Autorefractors project near-infrared or infrared light into the eye via a beam splitter and employ various optical principles to reveal the eye’s refractive characteristics from the measured light reflected from the ocular fundus.
The foundation for most of the optical principles employed in modern autorefractors (including automated lensmeters), and aberrometers was laid by Christopher Scheiner nearly 400 years ago. Using an opaque disk perforated with 2 pinhole apertures (known as the Scheiner disk), he demonstrated that an eye’s spherical error could be measured. This Scheiner principle relies on the fact that a double-pinhole aperture placed before the eye evokes different responses in an ametropic eye than in an emmetropic eye (Fig 8-3). When looking at a small, distant light source, a normal (emmetropic) eye will see a single spot of light with or without the double-pinhole aperture upfront. In case of either myopia or hyperopia, on the other hand, 2 separate spots are seen when the double-pinhole aperture is in place. This is because in a myopic eye (for example), the 2 bundles of light that have been created by the double-pinhole aperture come to focus in the vitreous, crossing over and creating 2 separate spots on the retina; in a hyperopic eye, the 2 bundles of light come to focus beyond the retina, which also leaves 2 separate spots on the retina. One can refract an eye by placing diverse lenses in front of the eye, or by moving the point source axially, until a single spot of light is achieved on the retina.

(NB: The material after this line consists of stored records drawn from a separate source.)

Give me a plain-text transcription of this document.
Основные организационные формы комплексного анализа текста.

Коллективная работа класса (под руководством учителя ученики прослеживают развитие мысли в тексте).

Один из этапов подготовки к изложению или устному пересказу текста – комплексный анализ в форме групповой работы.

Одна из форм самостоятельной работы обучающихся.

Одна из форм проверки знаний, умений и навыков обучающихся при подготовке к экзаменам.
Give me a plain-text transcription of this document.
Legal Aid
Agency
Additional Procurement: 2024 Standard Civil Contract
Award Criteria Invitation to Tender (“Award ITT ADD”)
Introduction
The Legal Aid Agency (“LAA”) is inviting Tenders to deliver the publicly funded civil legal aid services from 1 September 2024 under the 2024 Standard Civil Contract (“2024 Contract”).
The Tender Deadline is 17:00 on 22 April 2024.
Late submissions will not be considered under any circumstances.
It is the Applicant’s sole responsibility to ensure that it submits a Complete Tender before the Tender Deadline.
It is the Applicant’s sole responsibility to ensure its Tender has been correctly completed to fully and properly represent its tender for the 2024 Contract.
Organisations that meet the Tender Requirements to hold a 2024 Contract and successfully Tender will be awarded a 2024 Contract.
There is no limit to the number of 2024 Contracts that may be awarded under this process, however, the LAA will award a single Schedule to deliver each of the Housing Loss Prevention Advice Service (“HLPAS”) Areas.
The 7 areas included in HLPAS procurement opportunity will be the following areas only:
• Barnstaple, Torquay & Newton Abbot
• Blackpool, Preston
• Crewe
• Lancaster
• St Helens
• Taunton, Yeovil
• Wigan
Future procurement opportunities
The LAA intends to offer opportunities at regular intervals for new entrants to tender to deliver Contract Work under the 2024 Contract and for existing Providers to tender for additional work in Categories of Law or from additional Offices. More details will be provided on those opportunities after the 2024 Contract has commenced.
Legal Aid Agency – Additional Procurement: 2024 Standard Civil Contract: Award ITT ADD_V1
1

Figure 8-3 The Scheiner principle. Double pinhole apertures placed before the pupil isolate 2 small bundles of light. An object not conjugate to the retina appears doubled instead of blurred.
(Modified from Duane TD, ed. Clinical Ophthalmology. Vol 1. Hagerstown, MD: Harper & Row; 1983:2.)
A modified, objective form of this principle is still used today in most autorefractors. For example, in some instruments, the pinhole apertures are effectively replaced by 2 light-emitting diodes (LEDs) imaged in the pupillary plane. From the axial position of the LEDs required to achieve a single image on a camera, the patient’s refractive error is determined. This may be repeated in various meridians to determine any astigmatic component of the refractive error.
Many recent instruments use a stationary source of light to “flood” the eye and then isolate the light emerging from the eye into multiple beams (eg, via a Hartmann screen—essentially a Scheiner disk with multiple holes, or a multi-lenslet array, as described by Shack). They then measure the deflection or deviation from their ideal reference positions of the emerging individual light rays to infer the eye’s refractive error. This method is commonly referred to as the ray-deflection principle. It enables, not just the measurement of spherocylindrical errors but also the measurement of higher-order aberrations, if multiple parts of the pupil are analyzed, as is done with aberrometers.
The main difficulties with autorefractors are the result of human factors, such as poor fixation and accommodative fluctuation, including so-called instrument myopia; that is, the tendency to accommodate when looking into instruments. Various methods of fogging and automatic tracking have been developed to overcome the latter, with some success.